WikiLeaks founder Julian Assange could soon face criminal charges in the u.s. after a u.k. court ruled December 10 in favor of the u.s. government’s appeal to allow his extradition. Assange faces up to 175 years in prison in the u.s. under the Espionage Act for publishing classified documents exposing U.S. war crimes in Iraq and Afghanistan. He was charged 10 years ago, he was also charged with rape by the Swedish government. Fighting those charges he was granted asylum in Ecuador. Unable to fly out of the u.k. he spent over 7 years in the Ecuadorian Embassy and now he’s in prison in England, held on the request of the u.s. His latest appeal hinged only on whether he would face “oppressive” conditions in the u.s and be a suicide risk. The justice department made all kinds of promises about Assange’s potential treatment and the court in the u.k. believed them. I do not and in fact, all the promises were conditional anyway. But all that misses the point: prosecuting a whistleblower for publishing true information about war crimes should not be a crime.
I don’t like Julian Assange. He is arrogant and a misogynist. He was accused of rape and although charges were dropped, the circumstances remain murky enough for me to believe his accuser. His statements while in the Embassy were consistently and disgustingly anti-feminist.

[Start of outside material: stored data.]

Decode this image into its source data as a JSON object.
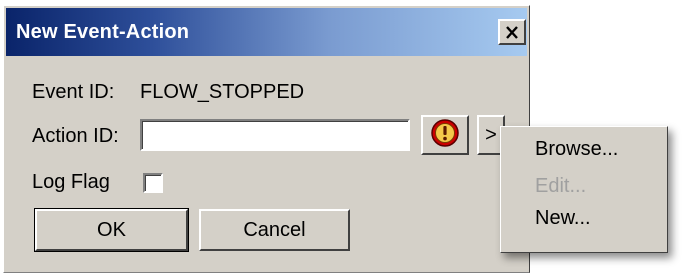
{
  "window": {
    "title": "New Event-Action",
    "close_label": "X"
  },
  "form": {
    "event_id_label": "Event ID:",
    "event_id_value": "FLOW_STOPPED",
    "action_id_label": "Action ID:",
    "action_id_value": "",
    "log_flag_label": "Log Flag",
    "log_flag_checked": false,
    "more_button_label": ">"
  },
  "buttons": {
    "ok_label": "OK",
    "cancel_label": "Cancel"
  },
  "menu": {
    "items": [
      {
        "label": "Browse...",
        "enabled": true
      },
      {
        "label": "Edit...",
        "enabled": false
      },
      {
        "label": "New...",
        "enabled": true
      }
    ]
  },
  "colors": {
    "dialog_face": "#d4d0c8",
    "title_start": "#0a246a",
    "title_end": "#a6caf0",
    "disabled_text": "#a0a0a0",
    "alert_icon": "#cc0000"
  },
  "icons": {
    "alert": "alert-icon",
    "close": "close-icon"
  }
}
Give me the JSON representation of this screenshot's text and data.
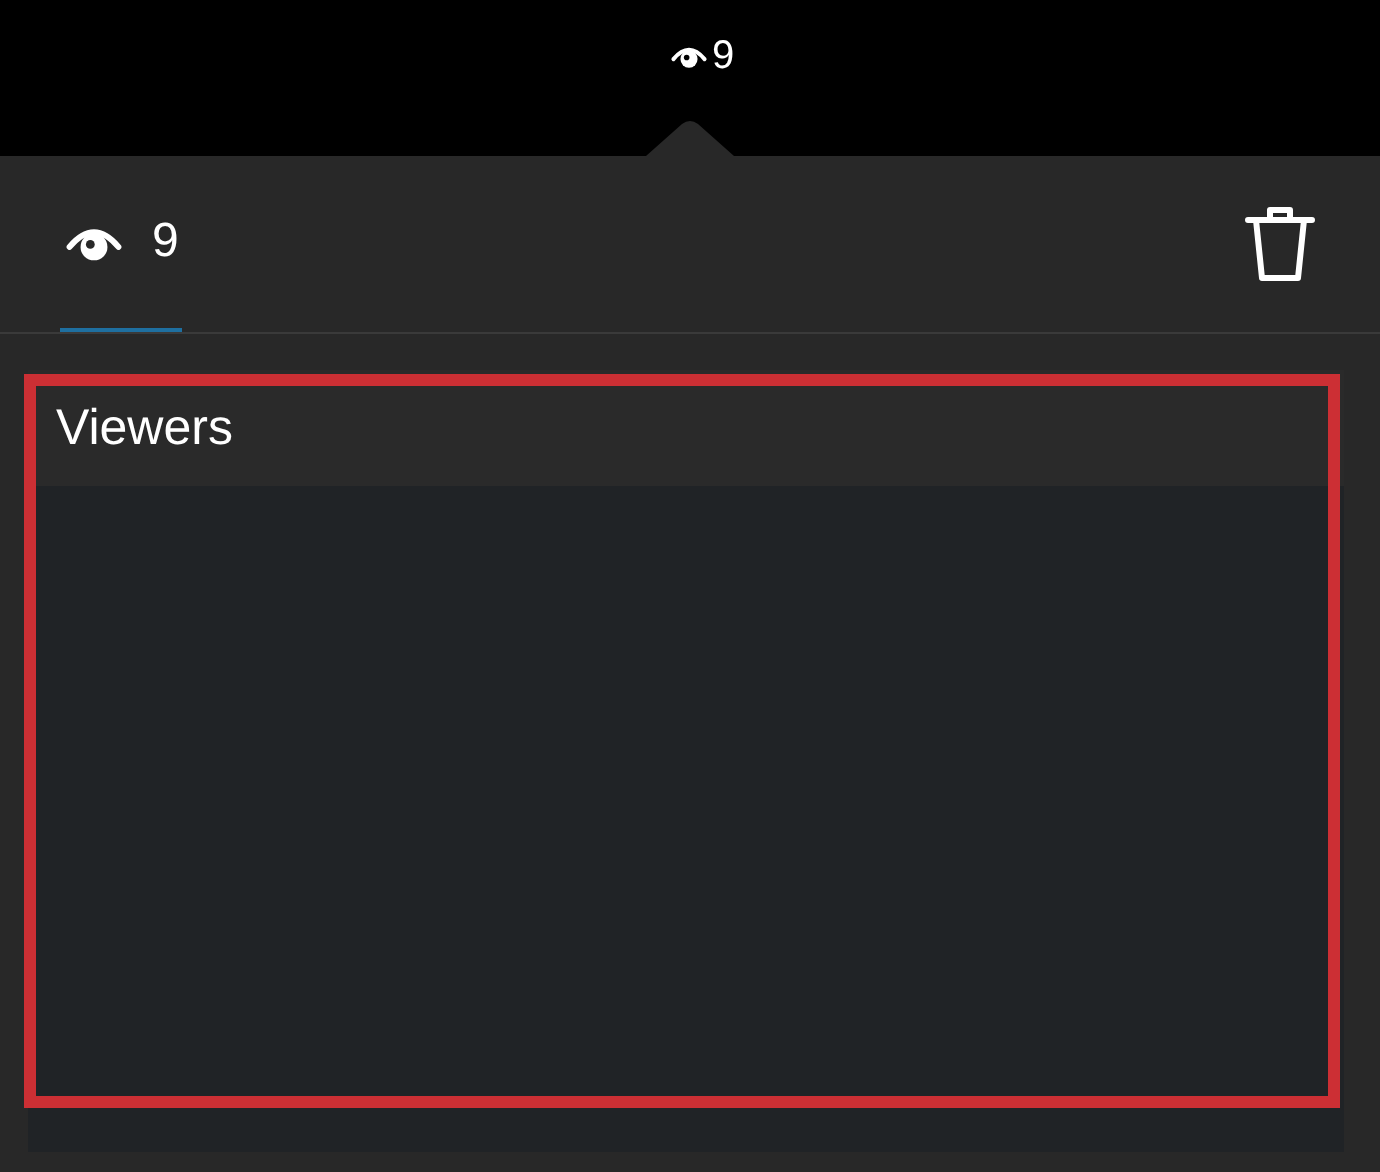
{
  "top_bar": {
    "viewer_count": "9"
  },
  "tabs": [
    {
      "label": "9",
      "selected": true
    }
  ],
  "list": {
    "title": "Viewers",
    "highlighted": true
  }
}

But it is necessary to defend Assange on any charges brought under the Espionage Act which was passed over 100 years ago during the Red Scare following WWI and the Russian Revolution. This would be the first time the Act is used to extradite and prosecute a foreign journalist who published truthful information. It is a significant legal issue for global press freedom. And important for all of us, particularly in the u.s. Prosecuting Assange would set a precedent that could affect every investigative journalist and every whistle blower.